Mongol Commander Names: A Composite Army
The force that struck Tsushima in 1274 was not purely Mongolian. Kublai Khan's invasion drew on the full resources of the Yuan dynasty — Mongolian cavalry commanders at the top, Chinese infantry officers in the middle, Korean marines and sailors forming the fleet. Ghost of Tsushima compresses this into a general "Mongol" force, but the naming should reflect the actual multinational character of the invasion.
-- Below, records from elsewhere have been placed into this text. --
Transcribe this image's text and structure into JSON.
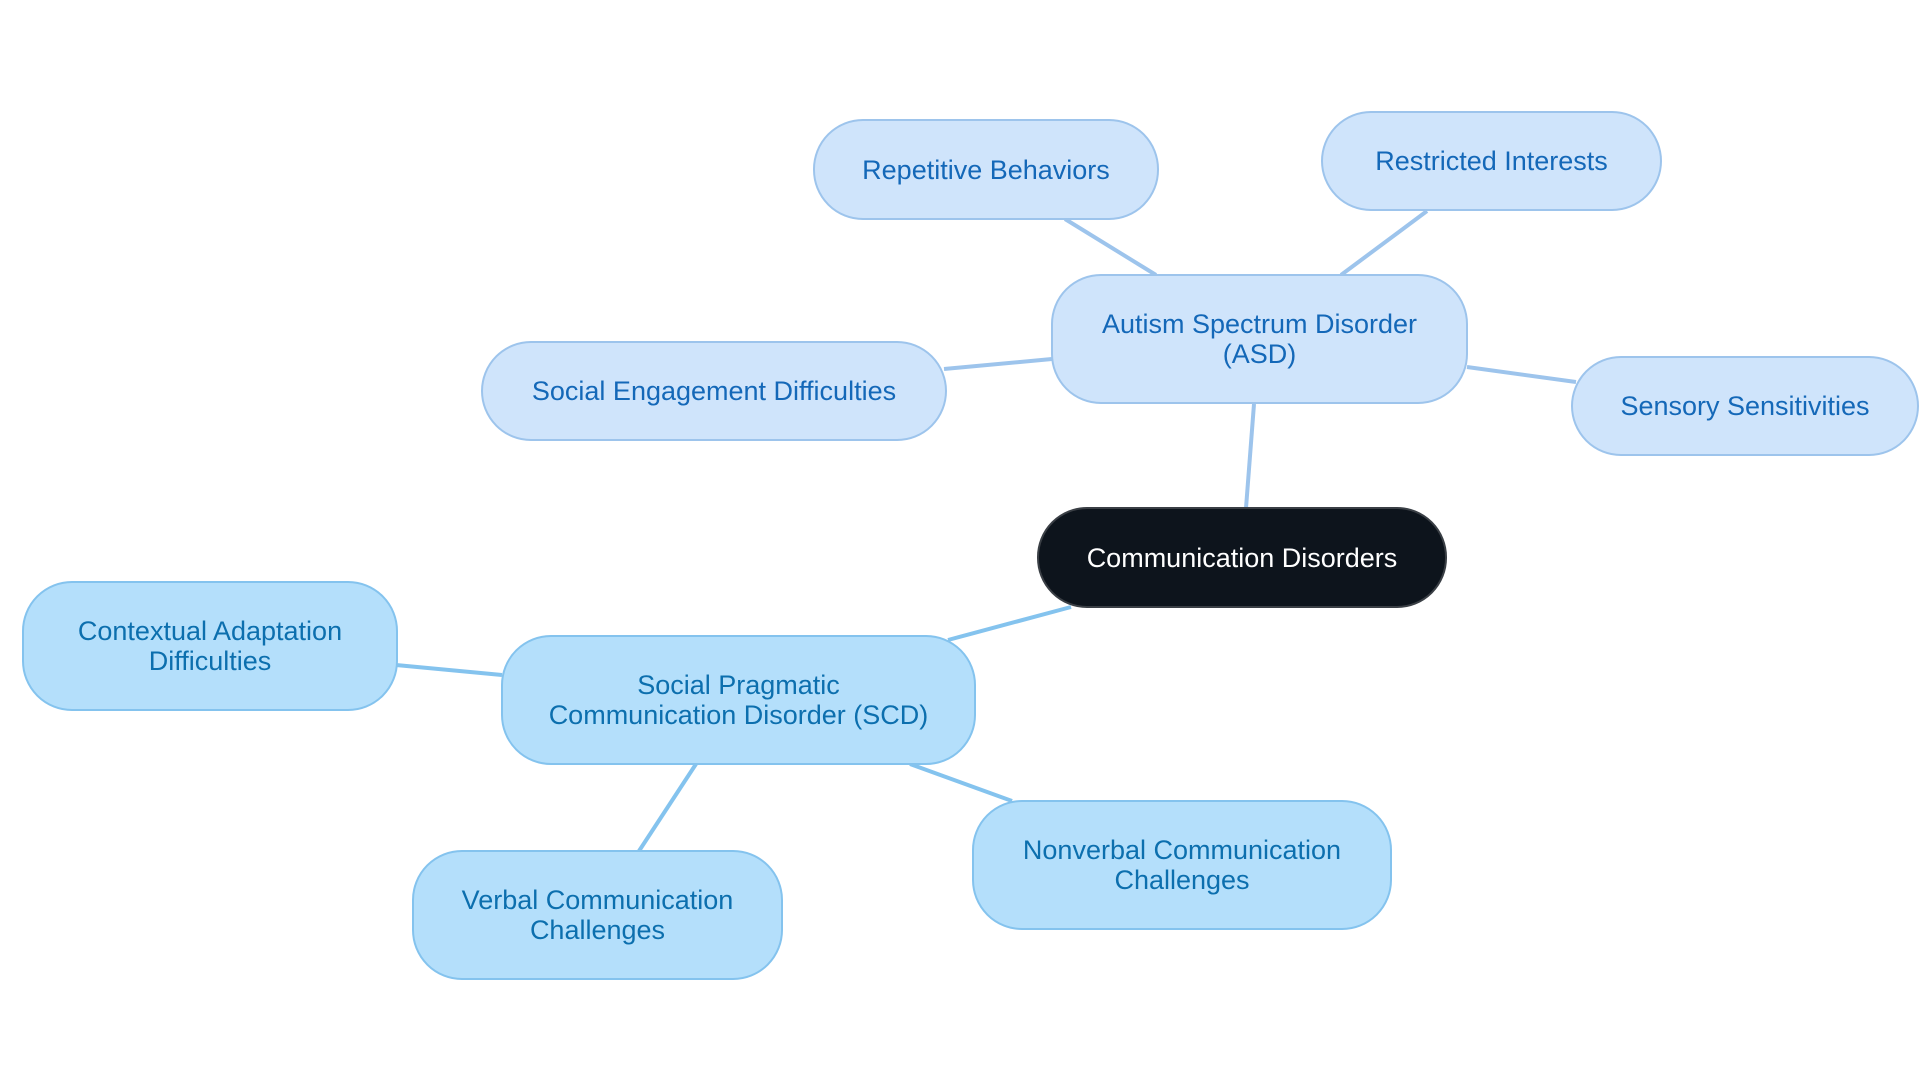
{
  "diagram": {
    "type": "mind-map",
    "root": {
      "id": "root",
      "label": "Communication Disorders"
    },
    "nodes": [
      {
        "id": "asd",
        "label": "Autism Spectrum Disorder\n(ASD)",
        "parent": "root"
      },
      {
        "id": "repetitive",
        "label": "Repetitive Behaviors",
        "parent": "asd"
      },
      {
        "id": "restricted",
        "label": "Restricted Interests",
        "parent": "asd"
      },
      {
        "id": "sensory",
        "label": "Sensory Sensitivities",
        "parent": "asd"
      },
      {
        "id": "social-engagement",
        "label": "Social Engagement Difficulties",
        "parent": "asd"
      },
      {
        "id": "scd",
        "label": "Social Pragmatic\nCommunication Disorder (SCD)",
        "parent": "root"
      },
      {
        "id": "contextual",
        "label": "Contextual Adaptation\nDifficulties",
        "parent": "scd"
      },
      {
        "id": "verbal",
        "label": "Verbal Communication\nChallenges",
        "parent": "scd"
      },
      {
        "id": "nonverbal",
        "label": "Nonverbal Communication\nChallenges",
        "parent": "scd"
      }
    ],
    "colors": {
      "root_fill": "#0d141c",
      "root_text": "#ffffff",
      "asd_branch_fill": "#cfe4fb",
      "asd_branch_text": "#1468b8",
      "asd_branch_edge": "#9dc4ec",
      "scd_branch_fill": "#b4dffb",
      "scd_branch_text": "#0c6fae",
      "scd_branch_edge": "#84c3ee"
    }
  }
}
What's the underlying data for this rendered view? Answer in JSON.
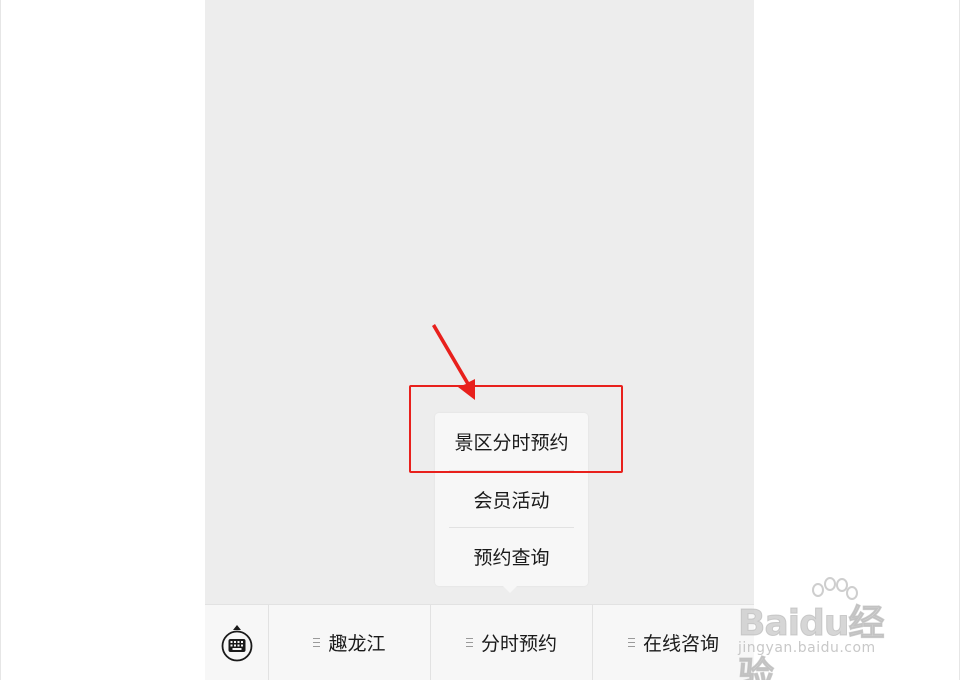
{
  "submenu": {
    "items": [
      "景区分时预约",
      "会员活动",
      "预约查询"
    ]
  },
  "menubar": {
    "keyboard_icon": "keyboard-icon",
    "tabs": [
      {
        "label": "趣龙江",
        "icon": "menu-lines-icon"
      },
      {
        "label": "分时预约",
        "icon": "menu-lines-icon"
      },
      {
        "label": "在线咨询",
        "icon": "menu-lines-icon"
      }
    ]
  },
  "annotation": {
    "highlight_color": "#e8201c"
  },
  "watermark": {
    "brand": "Baidu经验",
    "url": "jingyan.baidu.com"
  },
  "colors": {
    "screen_bg": "#ededed",
    "bar_bg": "#f7f7f7",
    "text": "#1a1a1a"
  }
}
Khotun Khan is the model for senior Mongol commanders: title as identity, name carrying authority rather than personality. For mid-rank Chinese officers, the standard Kamakura-period Chinese naming convention applies — family name first, two-syllable given name: Zhang Wei, Liu Hao, Chen Bao. Korean naval officers follow a similar structure with Korean family names: Park Cheol, Kim Seon, Lee Bak. The key is that these names should feel recognizably distinct from Japanese names — the invasion force sounds different because it is different.
Peasant and Villager Names: The People the Code Forgot
Tsushima's villagers are the moral problem the game is actually about. The samurai code exists to protect them. Jin Sakai's internal struggle is that protecting them requires breaking the code. Their names reflect who they are: people shaped by agriculture, fishing, and the rhythms of seasons rather than the rhythms of combat.
Common Questions
Are Ghost of Tsushima names based on real historical Japanese naming conventions?
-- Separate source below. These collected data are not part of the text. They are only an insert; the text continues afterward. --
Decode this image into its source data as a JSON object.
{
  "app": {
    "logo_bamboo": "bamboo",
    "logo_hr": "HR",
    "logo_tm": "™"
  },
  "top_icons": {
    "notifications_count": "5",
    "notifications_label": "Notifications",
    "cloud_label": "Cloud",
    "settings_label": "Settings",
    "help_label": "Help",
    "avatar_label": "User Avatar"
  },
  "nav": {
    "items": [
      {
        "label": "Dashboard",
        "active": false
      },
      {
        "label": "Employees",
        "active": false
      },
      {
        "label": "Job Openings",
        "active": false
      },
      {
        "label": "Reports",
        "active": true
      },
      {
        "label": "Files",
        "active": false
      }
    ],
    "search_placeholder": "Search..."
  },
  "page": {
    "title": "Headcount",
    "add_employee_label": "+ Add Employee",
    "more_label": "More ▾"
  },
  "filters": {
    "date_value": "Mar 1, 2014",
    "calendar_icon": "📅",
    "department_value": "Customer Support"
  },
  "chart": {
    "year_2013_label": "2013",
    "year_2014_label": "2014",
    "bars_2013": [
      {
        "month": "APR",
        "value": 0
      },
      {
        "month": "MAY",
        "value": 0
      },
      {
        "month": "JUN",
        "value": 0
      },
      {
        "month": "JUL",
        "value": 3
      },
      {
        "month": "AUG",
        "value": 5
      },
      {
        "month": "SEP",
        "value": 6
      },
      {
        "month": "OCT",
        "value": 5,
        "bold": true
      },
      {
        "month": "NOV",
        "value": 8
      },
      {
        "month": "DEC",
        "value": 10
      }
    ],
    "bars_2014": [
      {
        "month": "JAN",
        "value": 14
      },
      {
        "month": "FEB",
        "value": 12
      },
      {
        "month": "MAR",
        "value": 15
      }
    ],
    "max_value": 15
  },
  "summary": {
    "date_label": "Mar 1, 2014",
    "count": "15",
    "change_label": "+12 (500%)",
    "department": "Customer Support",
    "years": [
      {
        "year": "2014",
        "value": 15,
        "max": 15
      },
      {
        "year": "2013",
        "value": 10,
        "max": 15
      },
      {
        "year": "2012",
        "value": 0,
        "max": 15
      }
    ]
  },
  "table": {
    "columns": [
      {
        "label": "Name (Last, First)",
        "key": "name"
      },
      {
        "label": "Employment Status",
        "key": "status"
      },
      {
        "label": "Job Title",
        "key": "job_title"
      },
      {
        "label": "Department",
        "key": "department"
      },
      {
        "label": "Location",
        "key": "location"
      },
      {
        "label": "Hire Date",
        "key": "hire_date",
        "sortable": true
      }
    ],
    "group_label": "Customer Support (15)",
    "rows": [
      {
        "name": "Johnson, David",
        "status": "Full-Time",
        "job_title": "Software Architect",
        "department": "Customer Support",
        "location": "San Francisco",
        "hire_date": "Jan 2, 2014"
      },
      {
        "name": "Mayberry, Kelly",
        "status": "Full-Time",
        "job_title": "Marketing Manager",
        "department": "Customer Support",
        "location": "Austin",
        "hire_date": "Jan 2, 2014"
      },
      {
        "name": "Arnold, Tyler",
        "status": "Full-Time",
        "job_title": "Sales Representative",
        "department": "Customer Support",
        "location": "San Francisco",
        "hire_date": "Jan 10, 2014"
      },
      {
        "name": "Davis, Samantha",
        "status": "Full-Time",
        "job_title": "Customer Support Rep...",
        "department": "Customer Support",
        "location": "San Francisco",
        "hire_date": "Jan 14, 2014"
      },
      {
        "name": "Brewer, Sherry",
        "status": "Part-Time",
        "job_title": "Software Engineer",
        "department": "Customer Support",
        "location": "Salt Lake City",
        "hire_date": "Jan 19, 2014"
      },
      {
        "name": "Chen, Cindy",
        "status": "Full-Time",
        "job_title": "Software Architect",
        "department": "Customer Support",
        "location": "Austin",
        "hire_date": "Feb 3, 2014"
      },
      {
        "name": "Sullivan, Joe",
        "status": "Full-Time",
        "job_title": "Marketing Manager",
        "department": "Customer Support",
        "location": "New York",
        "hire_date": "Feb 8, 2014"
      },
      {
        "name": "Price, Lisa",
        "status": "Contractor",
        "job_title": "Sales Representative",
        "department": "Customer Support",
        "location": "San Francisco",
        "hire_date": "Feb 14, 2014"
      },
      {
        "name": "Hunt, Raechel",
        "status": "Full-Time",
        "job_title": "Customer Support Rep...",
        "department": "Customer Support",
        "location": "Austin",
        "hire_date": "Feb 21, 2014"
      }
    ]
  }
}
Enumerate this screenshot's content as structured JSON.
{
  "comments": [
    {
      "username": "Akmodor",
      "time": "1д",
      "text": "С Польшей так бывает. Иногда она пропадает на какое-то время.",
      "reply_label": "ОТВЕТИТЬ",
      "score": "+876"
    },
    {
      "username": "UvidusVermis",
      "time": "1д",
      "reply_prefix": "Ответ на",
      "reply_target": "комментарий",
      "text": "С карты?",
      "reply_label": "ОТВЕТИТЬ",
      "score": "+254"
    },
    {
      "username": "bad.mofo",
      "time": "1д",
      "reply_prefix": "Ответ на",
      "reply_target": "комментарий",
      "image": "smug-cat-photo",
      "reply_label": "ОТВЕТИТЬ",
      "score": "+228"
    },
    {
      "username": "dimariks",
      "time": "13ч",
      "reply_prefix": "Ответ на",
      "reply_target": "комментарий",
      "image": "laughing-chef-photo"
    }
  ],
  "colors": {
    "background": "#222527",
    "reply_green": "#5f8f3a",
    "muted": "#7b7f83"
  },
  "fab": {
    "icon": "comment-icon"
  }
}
Yes — the Japanese character names in Ghost of Tsushima follow authentic Kamakura-period naming conventions (roughly 12th–14th century Japan). Family name first, given name second, with kanji chosen for meaning rather than decoration. The game takes creative liberty with some names for accessibility, but the underlying structure is historically grounded. Names generated here follow those same conventions.
How is the Ghost register different from a standard samurai name?
Standard samurai names are built to be declared — clan identity, given name, the full weight of lineage stated before combat. Ghost names work through compression and dual-reading: short enough to be a whisper, built from kanji that carry human meaning on the surface and threat underneath. The samurai code requires you to announce yourself. The Ghost's power comes from having no name to announce — just a reputation that arrives before you do.
Can I use these names for a historically-set story rather than a Ghost of Tsushima fan project?
The samurai, peasant, and clan lord names are all historically appropriate for Kamakura-period Japan (roughly 1185–1333). The ronin conventions are accurate to the period as well. The Ghost register is more game-specific, though the underlying kanji are historically real. Mongol commander names are also historically plausible for the 1274 invasion force. The main adjustment for strict historical fiction would be to avoid the Ghost register's deliberate dual-meaning construction, which is more of a narrative device than a historical naming practice.
Why do Mongol characters have such different-sounding names from the Japanese characters?
Because they are a different people. The 1274 invasion force drew on Mongolian, Chinese, and Korean soldiers — three distinct naming traditions, all of which are phonetically and structurally different from Japanese. Ghost of Tsushima captures this by giving Mongol characters names that sound foreign to Japanese ears, most prominently with Khotun Khan. This linguistic differentiation is historically accurate and is part of what makes the invasion feel genuinely other rather than just a reskin of Japanese antagonists.